More like those three nations had to become powerful in order to survive being France's neighbors.

SHIEEEET

>Why didn't this militarism naturally develop in other kingdoms or atleast those who were part of Charles realm?

Didn't it? The Eastern Franks that would eventually form the HRE spent several centuries raiding and expanding into Eastern Europe.

Did France just was a succesful WW1 germany for most of it history.

The reply I got was that a huge factor was this militarism, so logically other realms that adopted this would be militaristically on par with France.

That happened though. As the Spanish, English, and German kingdoms increasingly adopted French customs, they each became expansionist and belligerent. The only reason they weren't immediately or quickly on par with France was because France was already very large, very fertile, and long developed and urbanized by the time these other states began expanding.

Spain routinely lost wars to France. Practically every war in the 15th, 16th, 17th, and 18th century was everyone and their mother i.e. Spainards, Italians, Portuguese, Germans, Austro-Hungarians, etc...had to routinely make coaltions and alliances to match France, and usually failed at it.

France was the dominant European power for the longest period of time following the fall and collapse of the Western Roman Empire until the mid 19th century.

Did France make good use of it's time as a hegemon of Europe or pissed it all to the wind?

Yes.

It managed to spread its culture and influence the rest of Europe for most of that period, so I guess they succeeded? I mean what else does one really do with hegemony?

>France, Spain, Portugal, Italy, and Poland all remain heavily Roman Catholic thanks to France's military and political dominance for most of modern European history
>Civil Code
I'd say it did good. We consider even today French to be a "high culture" language by European standards.

Thank you for your answers, it has helped me understand a lot more about European history.

Wtf I'm an Ouiaboo now.


But as a last question, why all the Ottomans of all people?

Surely there could have been some one else they could help stick it to the Assburglars?

*ally the Ottomans

Are you talking about the Franco-Ottoman alliance? That one just made sense when facing an empire as extensive as the Hapsburgs. At that point the only state that wasn't France itself that could match them was the Turks. Most of the Protestants came to the same conclusion, which is why so may of their pirates that moved into the Mediterranean ended up alongside or even joined up with the Barbary corsairs.

Raw, throbbing, and virile manhood.

Weren't there any others who could be used to screw over the Assburglars?

Yes, and the French reached out to them all.

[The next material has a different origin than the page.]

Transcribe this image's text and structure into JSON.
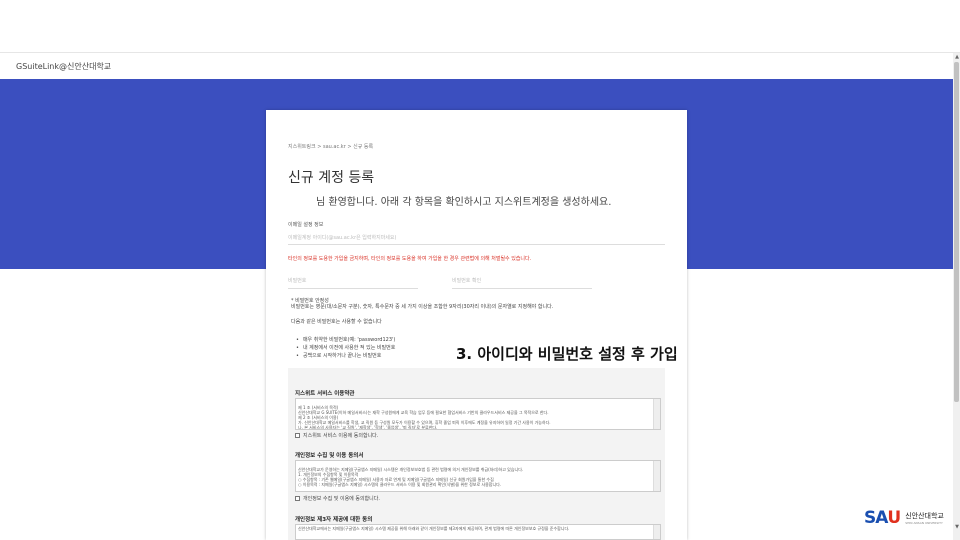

There was an attempt at a Franco-Polish alliance that fell through because of the Battle of Pavia suddenly meant Poland wasn't sure France would be of much help if it had to fight Austria and Russia. France also allied with Ottoman Hungary, and technically made attempts for the same with England but that was complicated by Henry VIII and Scotland.

>But as a last question, why all the Ottomans of all people?

Besides the above, it's partly because the Habsburgs were so busy demonizing Francis I for his support of anti-Hapsburg elements and claimants in Italy, Poland, and Hungary that they started slandering him as a Turkish ally before he ever made an overture to the Ottoman Sultan. This happened often enough that it actually started seeming like a good idea.

>The Habsburgs memed an event that screwed them over into existence

How fucking retarded can this royal family get?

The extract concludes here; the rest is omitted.